Amy Gravili at the piano lit the fire under the Christmas pot, Jingling those familiar Bells. The timid singalong huffed and puffed its way to boiling point. Three Ships came Sailing into Royal David's City as we Harked and rocked to the Herald Angels wishing Peace and Mercy Mild. Then came this year’s innovation, more a chorus line than a choir, composed of distaff university Lettori in blinking Santa caps. Humorous harmony gave way to appropriate dignity when the Byzantine Choir of the Greek Church, five women, three men, sang two venerable Christmas hymns in Greek.

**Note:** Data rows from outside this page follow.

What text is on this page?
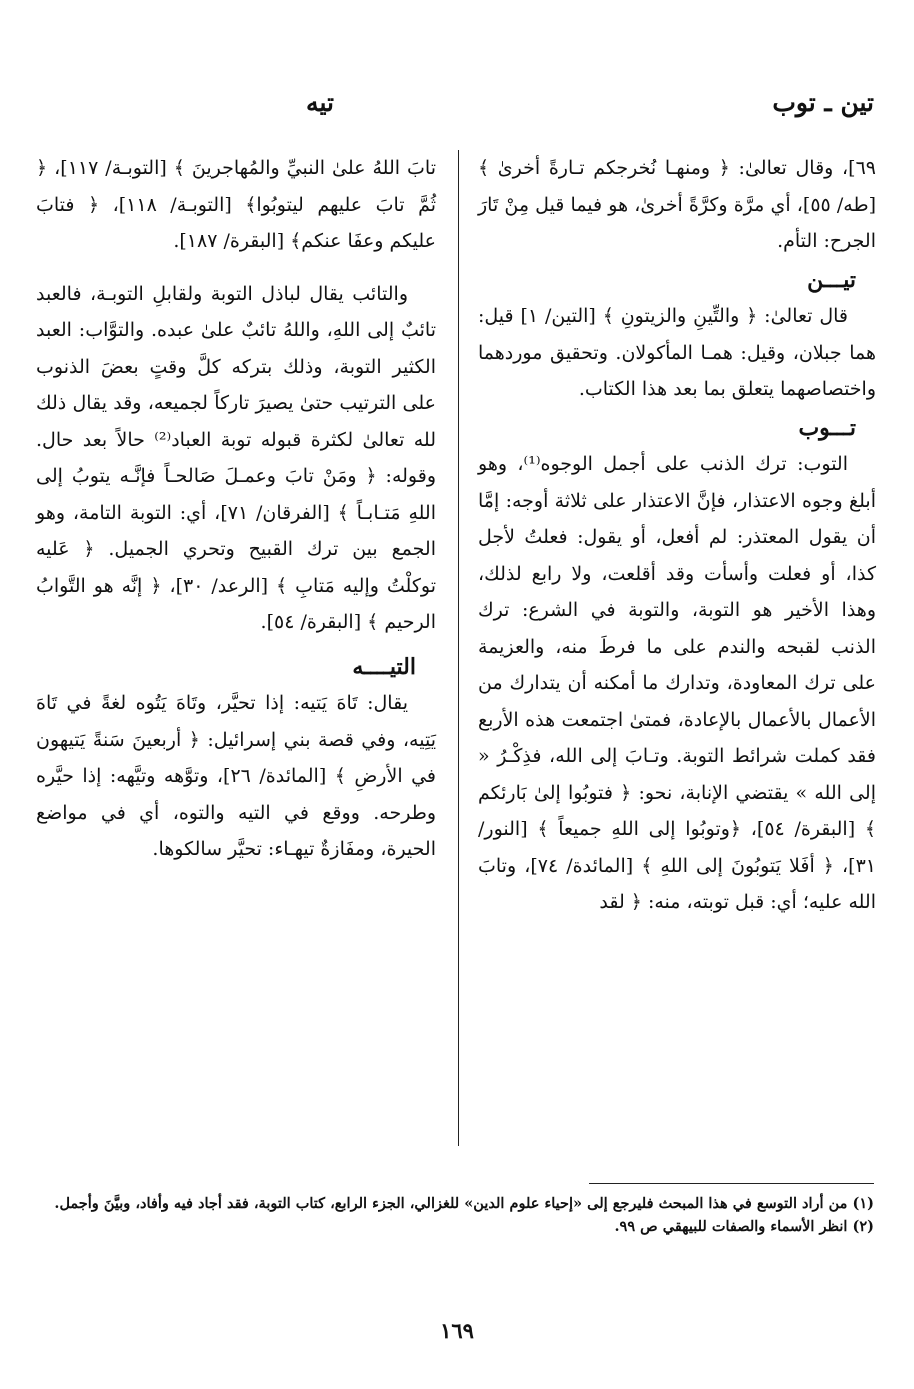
تين ـ توب
تيه

٦٩]، وقال تعالىٰ: ﴿ ومنهـا نُخرجكم تـارةً أخرىٰ ﴾ [طه/ ٥٥]، أي مرَّة وكرَّةً أخرىٰ، هو فيما قيل مِنْ تَارَ الجرح: التأم.

تيـــن

قال تعالىٰ: ﴿ والتِّينِ والزيتونِ ﴾ [التين/ ١] قيل: هما جبلان، وقيل: همـا المأكولان. وتحقيق موردهما واختصاصهما يتعلق بما بعد هذا الكتاب.

تـــوب

التوب: ترك الذنب على أجمل الوجوه⁽¹⁾، وهو أبلغ وجوه الاعتذار، فإنَّ الاعتذار على ثلاثة أوجه: إمَّا أن يقول المعتذر: لم أفعل، أو يقول: فعلتُ لأجل كذا، أو فعلت وأسأت وقد أقلعت، ولا رابع لذلك، وهذا الأخير هو التوبة، والتوبة في الشرع: ترك الذنب لقبحه والندم على ما فرطَ منه، والعزيمة على ترك المعاودة، وتدارك ما أمكنه أن يتدارك من الأعمال بالأعمال بالإعادة، فمتىٰ اجتمعت هذه الأربع فقد كملت شرائط التوبة. وتـابَ إلى الله، فذِكْـرُ « إلى الله » يقتضي الإنابة، نحو: ﴿ فتوبُوا إلىٰ بَارئكم ﴾ [البقرة/ ٥٤]، ﴿وتوبُوا إلى اللهِ جميعاً ﴾ [النور/ ٣١]، ﴿ أفَلا يَتوبُونَ إلى اللهِ ﴾ [المائدة/ ٧٤]، وتابَ الله عليه؛ أي: قبل توبته، منه: ﴿ لقد

تابَ اللهُ علىٰ النبيِّ والمُهاجرينَ ﴾ [التوبـة/ ١١٧]، ﴿ ثُمَّ تابَ عليهم ليتوبُوا﴾ [التوبـة/ ١١٨]، ﴿ فتابَ عليكم وعفَا عنكم﴾ [البقرة/ ١٨٧].

والتائب يقال لباذل التوبة ولقابلِ التوبـة، فالعبد تائبٌ إلى اللهِ، واللهُ تائبٌ علىٰ عبده. والتوَّاب: العبد الكثير التوبة، وذلك بتركه كلَّ وقتٍ بعضَ الذنوب على الترتيب حتىٰ يصيرَ تاركاً لجميعه، وقد يقال ذلك لله تعالىٰ لكثرة قبوله توبة العباد⁽²⁾ حالاً بعد حال. وقوله: ﴿ ومَنْ تابَ وعمـلَ صَالحـاً فإنَّـه يتوبُ إلى اللهِ مَتـابـاً ﴾ [الفرقان/ ٧١]، أي: التوبة التامة، وهو الجمع بين ترك القبيح وتحري الجميل. ﴿ عَليه توكلْتُ وإليه مَتابِ ﴾ [الرعد/ ٣٠]، ﴿ إنَّه هو التَّوابُ الرحيم ﴾ [البقرة/ ٥٤].

التيــــه

يقال: تَاهَ يَتيه: إذا تحيَّر، وتَاهَ يَتُوه لغةً في تَاهَ يَتِيه، وفي قصة بني إسرائيل: ﴿ أربعينَ سَنةً يَتيهون في الأرضِ ﴾ [المائدة/ ٢٦]، وتوَّهه وتيَّهه: إذا حيَّره وطرحه. ووقع في التيه والتوه، أي في مواضع الحيرة، ومفَازةٌ تيهـاء: تحيَّر سالكوها.

(١) من أراد التوسع في هذا المبحث فليرجع إلى «إحياء علوم الدين» للغزالي، الجزء الرابع، كتاب التوبة، فقد أجاد فيه وأفاد، وبيَّنَ وأجمل.

(٢) انظر الأسماء والصفات للبيهقي ص ٩٩.

١٦٩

Then came a reading from Luke 2 in Italian:
“In those days a decree went out from Caesar Augustus that all the world should be accounted for. And all went to be registered, each to his own town. And Joseph also went up from Galilee, from the town of Nazareth to Judea, to the city of David, which is called Bethlehem, because he was of the house and lineage of David, to be registered with Mary, his betrothed, who was with child. And while they were there, the time came for her to give birth. And she gave birth to her firstborn son and wrapped him in swaddling cloths and laid him in a manger, because there was no place for them in the inn.”
After a hearty rendition by all of Tu scendi dalle Stelle rose to the ceiling of the tiny church, it was time for the delicate Gregoriana of Salento’s Viri Cantores choir, eleven men and one woman. It was a splendid sound to mark our transition to the rectory beside the church where we enjoyed more of Papas Nicks hospitality and buried 2019 in good fellowship.